Bill Maurer, Justin Richland, Lee Cabatingan

UC Irvine anthropology professors Bill Maurer and Justin Richland, and criminology, law & society associate professor Lee Cabatingan, have been tapped as co-editors of the Law & Society Review, the 60-year-old leading peer-reviewed journal of the Law and Society Association. LSR publishes four issues annually featuring sociolegal scholarship on the relationship between society and the law, laws, legal institutions and legal processes. As co-editors, Maurer, Richland and Cabatingan will guide the journal’s content selection and peer-review process.

"As anthropologists - one of the 'original' fields constituting Law and Society’s earliest membership, but whose scholarship appears infrequently in LSR’s pages these days - and law scholars, but also in light of the dire challenges facing the rule of law today, our vision for LSR is one that redoubles efforts to inquire after the many ways law and society scholars of all stripes ask and answer the question, 'How does law matter?'” Richland says.

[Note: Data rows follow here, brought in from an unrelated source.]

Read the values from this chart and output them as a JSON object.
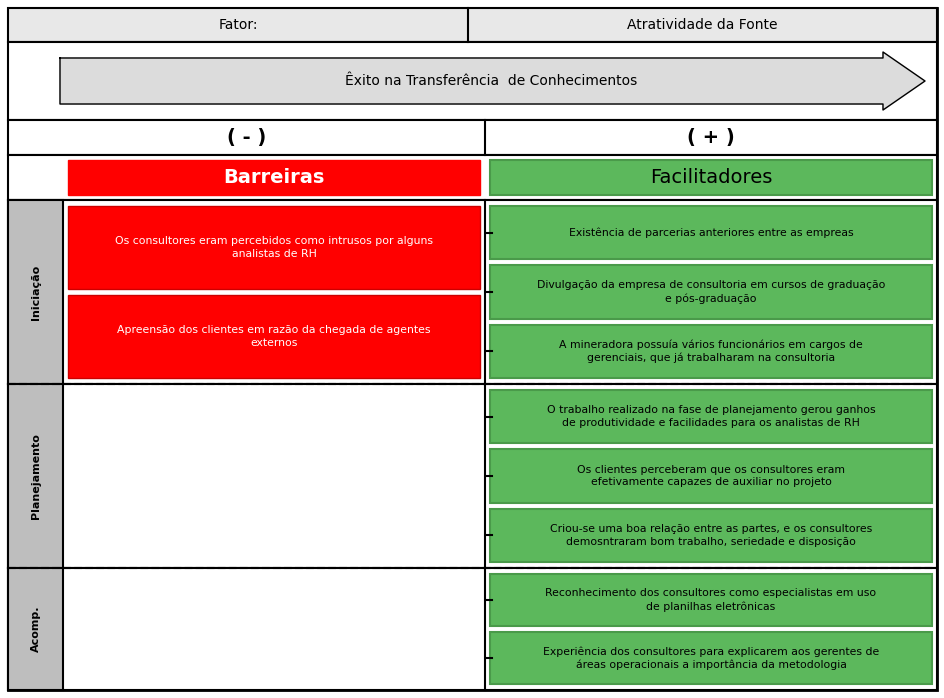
{
  "title_fator": "Fator:",
  "title_value": "Atratividade da Fonte",
  "arrow_text": "Êxito na Transferência  de Conhecimentos",
  "minus_label": "( - )",
  "plus_label": "( + )",
  "barreiras_label": "Barreiras",
  "facilitadores_label": "Facilitadores",
  "phase_labels": [
    "Iniciação",
    "Planejamento",
    "Acomp."
  ],
  "red_color": "#FF0000",
  "green_color": "#5CB85C",
  "green_border": "#4A9A4A",
  "gray_phase": "#BEBEBE",
  "header_bg": "#E8E8E8",
  "white": "#FFFFFF",
  "black": "#000000",
  "barriers": {
    "Iniciação": [
      "Os consultores eram percebidos como intrusos por alguns\nanalistas de RH",
      "Apreensão dos clientes em razão da chegada de agentes\nexternos"
    ],
    "Planejamento": [],
    "Acomp.": []
  },
  "facilitators": {
    "Iniciação": [
      "Existência de parcerias anteriores entre as empreas",
      "Divulgação da empresa de consultoria em cursos de graduação\ne pós-graduação",
      "A mineradora possuía vários funcionários em cargos de\ngerenciais, que já trabalharam na consultoria"
    ],
    "Planejamento": [
      "O trabalho realizado na fase de planejamento gerou ganhos\nde produtividade e facilidades para os analistas de RH",
      "Os clientes perceberam que os consultores eram\nefetivamente capazes de auxiliar no projeto",
      "Criou-se uma boa relação entre as partes, e os consultores\ndemosntraram bom trabalho, seriedade e disposição"
    ],
    "Acomp.": [
      "Reconhecimento dos consultores como especialistas em uso\nde planilhas eletrônicas",
      "Experiência dos consultores para explicarem aos gerentes de\náreas operacionais a importância da metodologia"
    ]
  },
  "figsize": [
    9.45,
    6.98
  ],
  "dpi": 100
}
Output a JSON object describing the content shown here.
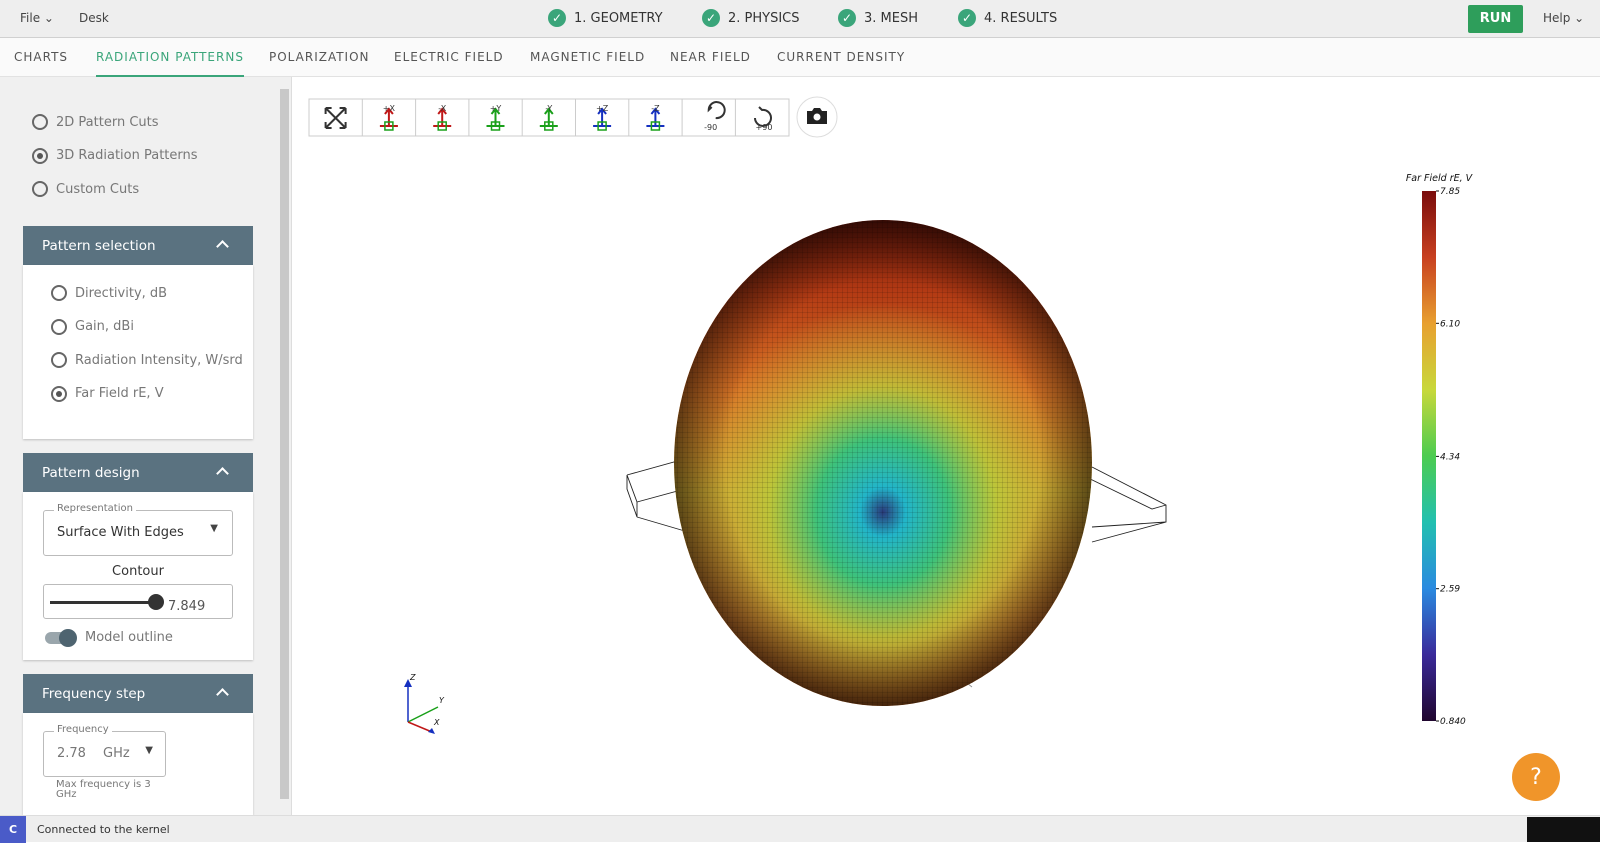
{
  "menu": {
    "file": "File",
    "desk": "Desk",
    "run": "RUN",
    "help": "Help"
  },
  "steps": [
    "1. GEOMETRY",
    "2. PHYSICS",
    "3. MESH",
    "4. RESULTS"
  ],
  "tabs": [
    "CHARTS",
    "RADIATION PATTERNS",
    "POLARIZATION",
    "ELECTRIC FIELD",
    "MAGNETIC FIELD",
    "NEAR FIELD",
    "CURRENT DENSITY"
  ],
  "view_options": [
    "2D Pattern Cuts",
    "3D Radiation Patterns",
    "Custom Cuts"
  ],
  "pattern_selection": {
    "title": "Pattern selection",
    "options": [
      "Directivity, dB",
      "Gain, dBi",
      "Radiation Intensity, W/srd",
      "Far Field rE, V"
    ]
  },
  "pattern_design": {
    "title": "Pattern design",
    "representation_label": "Representation",
    "representation": "Surface With Edges",
    "contour_label": "Contour",
    "contour_value": "7.849",
    "model_outline": "Model outline"
  },
  "frequency_step": {
    "title": "Frequency step",
    "frequency_label": "Frequency",
    "frequency": "2.78",
    "unit": "GHz",
    "note": "Max frequency is 3 GHz"
  },
  "view_buttons": [
    "+X",
    "-X",
    "+Y",
    "-Y",
    "+Z",
    "-Z",
    "-90",
    "+90"
  ],
  "colorbar": {
    "title": "Far Field rE, V",
    "ticks": [
      "7.85",
      "6.10",
      "4.34",
      "2.59",
      "0.840"
    ]
  },
  "axes": [
    "Z",
    "Y",
    "X"
  ],
  "status": "Connected to the kernel"
}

“In posing this question this way – that is, with an intentionally pluralistic understanding of ‘matter’ as both a question of law’s ideological significance and its empirically observable impact on people’s lives and worlds – we hope to spark urgent yet deliberative conversations about law in society, and position LSR as the premier venue for curating these vital discussions,” Maurer explains.

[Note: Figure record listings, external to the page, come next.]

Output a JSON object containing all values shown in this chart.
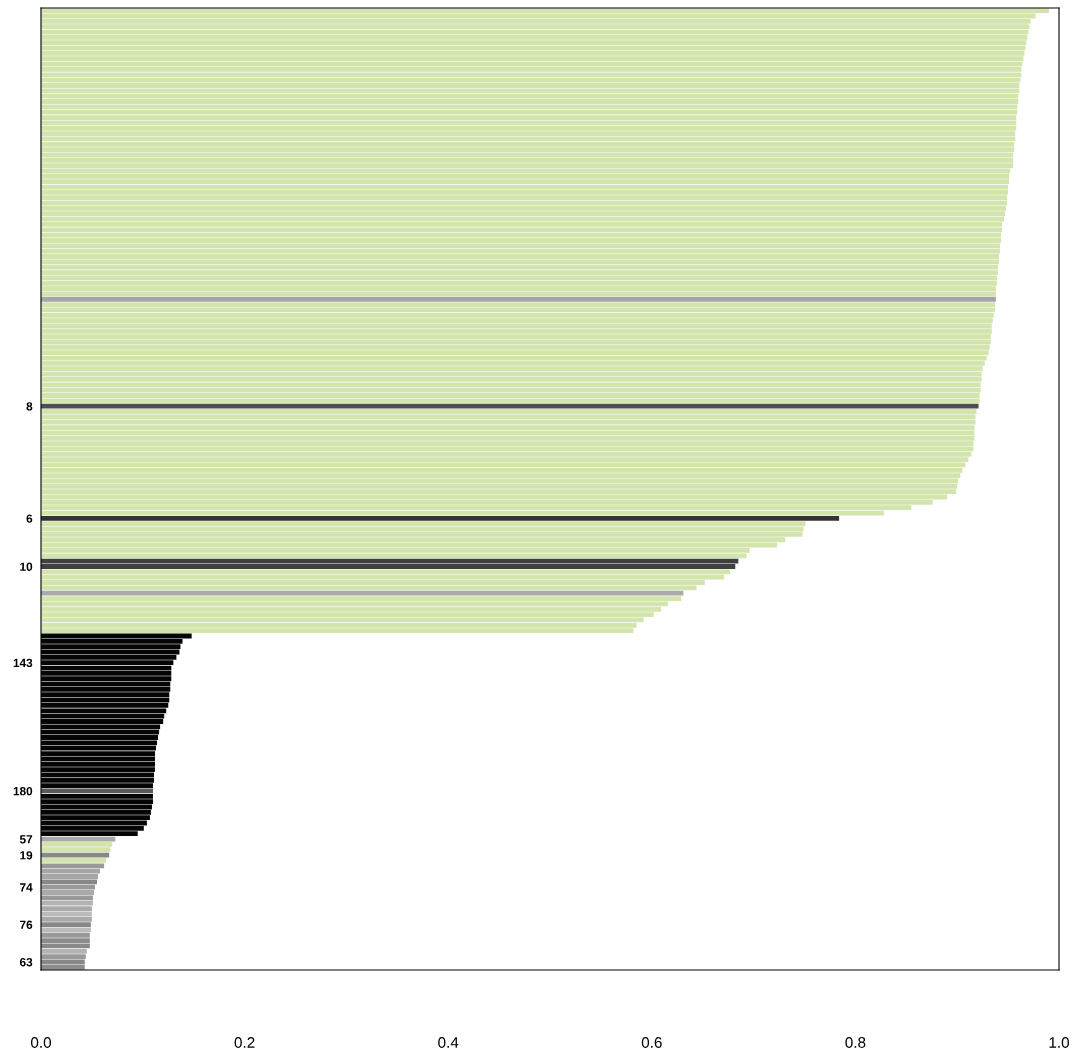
{
  "chart_data": {
    "type": "bar",
    "orientation": "horizontal",
    "categories": [
      null,
      null,
      null,
      null,
      null,
      null,
      null,
      null,
      null,
      null,
      null,
      null,
      null,
      null,
      null,
      null,
      null,
      null,
      null,
      null,
      null,
      null,
      null,
      null,
      null,
      null,
      null,
      null,
      null,
      null,
      null,
      null,
      null,
      null,
      null,
      null,
      null,
      null,
      null,
      null,
      null,
      null,
      null,
      null,
      null,
      null,
      null,
      null,
      null,
      null,
      null,
      null,
      null,
      null,
      null,
      null,
      null,
      null,
      null,
      null,
      null,
      null,
      null,
      null,
      null,
      null,
      null,
      null,
      null,
      null,
      null,
      null,
      null,
      null,
      "8",
      null,
      null,
      null,
      null,
      null,
      null,
      null,
      null,
      null,
      null,
      null,
      null,
      null,
      null,
      null,
      null,
      null,
      null,
      null,
      null,
      "6",
      null,
      null,
      null,
      null,
      null,
      null,
      null,
      null,
      "10",
      null,
      null,
      null,
      null,
      null,
      null,
      null,
      null,
      null,
      null,
      null,
      null,
      null,
      null,
      null,
      null,
      null,
      "143",
      null,
      null,
      null,
      null,
      null,
      null,
      null,
      null,
      null,
      null,
      null,
      null,
      null,
      null,
      null,
      null,
      null,
      null,
      null,
      null,
      null,
      null,
      null,
      "180",
      null,
      null,
      null,
      null,
      null,
      null,
      null,
      null,
      "57",
      null,
      null,
      "19",
      null,
      null,
      null,
      null,
      null,
      "74",
      null,
      null,
      null,
      null,
      null,
      null,
      "76",
      null,
      null,
      null,
      null,
      null,
      null,
      "63",
      null
    ],
    "values": [
      0.99,
      0.977,
      0.972,
      0.971,
      0.97,
      0.969,
      0.968,
      0.967,
      0.966,
      0.965,
      0.964,
      0.963,
      0.963,
      0.962,
      0.961,
      0.961,
      0.96,
      0.96,
      0.959,
      0.959,
      0.958,
      0.958,
      0.958,
      0.957,
      0.957,
      0.956,
      0.956,
      0.955,
      0.955,
      0.955,
      0.952,
      0.951,
      0.951,
      0.95,
      0.95,
      0.949,
      0.949,
      0.948,
      0.947,
      0.946,
      0.944,
      0.944,
      0.943,
      0.943,
      0.942,
      0.942,
      0.941,
      0.941,
      0.94,
      0.94,
      0.939,
      0.939,
      0.938,
      0.938,
      0.938,
      0.937,
      0.937,
      0.936,
      0.935,
      0.934,
      0.934,
      0.933,
      0.933,
      0.932,
      0.931,
      0.929,
      0.927,
      0.925,
      0.924,
      0.924,
      0.923,
      0.923,
      0.922,
      0.922,
      0.921,
      0.919,
      0.918,
      0.918,
      0.917,
      0.917,
      0.917,
      0.916,
      0.916,
      0.914,
      0.911,
      0.908,
      0.905,
      0.903,
      0.901,
      0.9,
      0.899,
      0.89,
      0.876,
      0.855,
      0.828,
      0.784,
      0.751,
      0.749,
      0.748,
      0.731,
      0.723,
      0.696,
      0.693,
      0.685,
      0.682,
      0.677,
      0.671,
      0.652,
      0.644,
      0.631,
      0.629,
      0.616,
      0.609,
      0.602,
      0.592,
      0.585,
      0.582,
      0.148,
      0.139,
      0.137,
      0.136,
      0.133,
      0.13,
      0.128,
      0.128,
      0.128,
      0.127,
      0.127,
      0.126,
      0.126,
      0.125,
      0.123,
      0.121,
      0.12,
      0.117,
      0.116,
      0.115,
      0.114,
      0.113,
      0.112,
      0.112,
      0.112,
      0.112,
      0.111,
      0.111,
      0.11,
      0.11,
      0.11,
      0.11,
      0.109,
      0.108,
      0.107,
      0.104,
      0.101,
      0.095,
      0.073,
      0.07,
      0.068,
      0.067,
      0.064,
      0.062,
      0.058,
      0.056,
      0.055,
      0.053,
      0.052,
      0.051,
      0.051,
      0.05,
      0.05,
      0.05,
      0.049,
      0.049,
      0.048,
      0.048,
      0.048,
      0.045,
      0.044,
      0.043,
      0.043
    ],
    "colors": [
      "#d3e5ad",
      "#d3e5ad",
      "#d3e5ad",
      "#d3e5ad",
      "#d3e5ad",
      "#d3e5ad",
      "#d3e5ad",
      "#d3e5ad",
      "#d3e5ad",
      "#d3e5ad",
      "#d3e5ad",
      "#d3e5ad",
      "#d3e5ad",
      "#d3e5ad",
      "#d3e5ad",
      "#d3e5ad",
      "#d3e5ad",
      "#d3e5ad",
      "#d3e5ad",
      "#d3e5ad",
      "#d3e5ad",
      "#d3e5ad",
      "#d3e5ad",
      "#d3e5ad",
      "#d3e5ad",
      "#d3e5ad",
      "#d3e5ad",
      "#d3e5ad",
      "#d3e5ad",
      "#d3e5ad",
      "#d3e5ad",
      "#d3e5ad",
      "#d3e5ad",
      "#d3e5ad",
      "#d3e5ad",
      "#d3e5ad",
      "#d3e5ad",
      "#d3e5ad",
      "#d3e5ad",
      "#d3e5ad",
      "#d3e5ad",
      "#d3e5ad",
      "#d3e5ad",
      "#d3e5ad",
      "#d3e5ad",
      "#d3e5ad",
      "#d3e5ad",
      "#d3e5ad",
      "#d3e5ad",
      "#d3e5ad",
      "#d3e5ad",
      "#d3e5ad",
      "#d3e5ad",
      "#d3e5ad",
      "#a6a6a6",
      "#d3e5ad",
      "#d3e5ad",
      "#d3e5ad",
      "#d3e5ad",
      "#d3e5ad",
      "#d3e5ad",
      "#d3e5ad",
      "#d3e5ad",
      "#d3e5ad",
      "#d3e5ad",
      "#d3e5ad",
      "#d3e5ad",
      "#d3e5ad",
      "#d3e5ad",
      "#d3e5ad",
      "#d3e5ad",
      "#d3e5ad",
      "#d3e5ad",
      "#d3e5ad",
      "#4d4d4d",
      "#d3e5ad",
      "#d3e5ad",
      "#d3e5ad",
      "#d3e5ad",
      "#d3e5ad",
      "#d3e5ad",
      "#d3e5ad",
      "#d3e5ad",
      "#d3e5ad",
      "#d3e5ad",
      "#d3e5ad",
      "#d3e5ad",
      "#d3e5ad",
      "#d3e5ad",
      "#d3e5ad",
      "#d3e5ad",
      "#d3e5ad",
      "#d3e5ad",
      "#d3e5ad",
      "#d3e5ad",
      "#333333",
      "#d3e5ad",
      "#d3e5ad",
      "#d3e5ad",
      "#d3e5ad",
      "#d3e5ad",
      "#d3e5ad",
      "#d3e5ad",
      "#404040",
      "#404040",
      "#d3e5ad",
      "#d3e5ad",
      "#d3e5ad",
      "#d3e5ad",
      "#aaaaaa",
      "#d3e5ad",
      "#d3e5ad",
      "#d3e5ad",
      "#d3e5ad",
      "#d3e5ad",
      "#d3e5ad",
      "#d3e5ad",
      "#050505",
      "#050505",
      "#050505",
      "#050505",
      "#050505",
      "#050505",
      "#050505",
      "#050505",
      "#050505",
      "#050505",
      "#050505",
      "#050505",
      "#050505",
      "#050505",
      "#050505",
      "#050505",
      "#050505",
      "#050505",
      "#050505",
      "#050505",
      "#050505",
      "#050505",
      "#050505",
      "#050505",
      "#050505",
      "#050505",
      "#050505",
      "#050505",
      "#050505",
      "#5a5a5a",
      "#050505",
      "#050505",
      "#050505",
      "#050505",
      "#050505",
      "#050505",
      "#050505",
      "#050505",
      "#a8a8a8",
      "#d3e5ad",
      "#d3e5ad",
      "#888888",
      "#d3e5ad",
      "#999999",
      "#a6a6a6",
      "#a6a6a6",
      "#888888",
      "#999999",
      "#aaaaaa",
      "#999999",
      "#b3b3b3",
      "#aaaaaa",
      "#bbbbbb",
      "#aaaaaa",
      "#888888",
      "#bbbbbb",
      "#999999",
      "#8c8c8c",
      "#888888",
      "#b3b3b3",
      "#999999",
      "#888888",
      "#8c8c8c"
    ],
    "xlim": [
      0,
      1
    ],
    "xticks": [
      {
        "value": 0,
        "label": "0.0"
      },
      {
        "value": 0.2,
        "label": "0.2"
      },
      {
        "value": 0.4,
        "label": "0.4"
      },
      {
        "value": 0.6,
        "label": "0.6"
      },
      {
        "value": 0.8,
        "label": "0.8"
      },
      {
        "value": 1,
        "label": "1.0"
      }
    ],
    "grid": false
  }
}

 “Our aim, in both selecting this theme, but also in all the plans we are making for the journal as well as other kinds of content online and for in-person forums, is to build on the foundational commitment of the Law and Society Association to be a place where scholars and practitioners of law can come together from across their disciplinary and institutional divides to engage in robust, clear-eyed debate about the contours of law’s place in our complex social worlds," Cabatingan adds.

Maurer is currently dean of the School of Social Sciences, professor of anthropology and law, and director of the Institute for Money, Technology & Financial Inclusion at UC Irvine. He is an internationally recognized expert on the anthropology of law, money and finance. His research has been supported by the National Science Foundation as well as multiple public and private foundations, associations, and corporations. In 2016, he was named a fellow of the Filene Research Institute and the American Association for the Advancement of Science. Maurer earned his A.B. in anthropology and women’s studies at Vassar College, and his master’s and Ph.D. in anthropology at Stanford University. He’s been a member of the UCI faculty since 1996.

Richland is professor and chair of the anthropology department at UCI. He earned his J.D. at UC Berkeley and his Ph.D. at UCLA. He studies Native American law and politics in the contemporary moment – particularly the interface between tribal nations in the U.S. and the U.S. federal and state governments. In 2015 he was appointed to his second term of service by the Hopi Tribal Government as Associate Justice of the Hopi Appellate Court (from 2006-09, he served as Justice Pro Tempore). In 2016, he became a member of the research faculty of the American Bar Foundation and he was named a J.S. Guggenheim Fellow. In 2018, he was appointed to a three-year term as an American Bar Foundation Faculty Fellow.

Cabatingan is an associate professor of criminology, law & society with a joint appointment in anthropology. Her research, supported by the National Science Foundation and other private foundations, such as the Wenner-Gren Foundation for Anthropological Research, focuses on topics in anthropology of law and legal institutions; nation, state, and region formation; sovereignty; conceptualizations of property; socialism and late-socialism; postcolonial studies; and the Caribbean, especially Cuba and the Anglophone Caribbean. She earned her A.B. at Princeton University, her J.D. at University of California Hastings College of the Law (now known as UC Law SF), and her master’s and Ph.D. at the University of Chicago.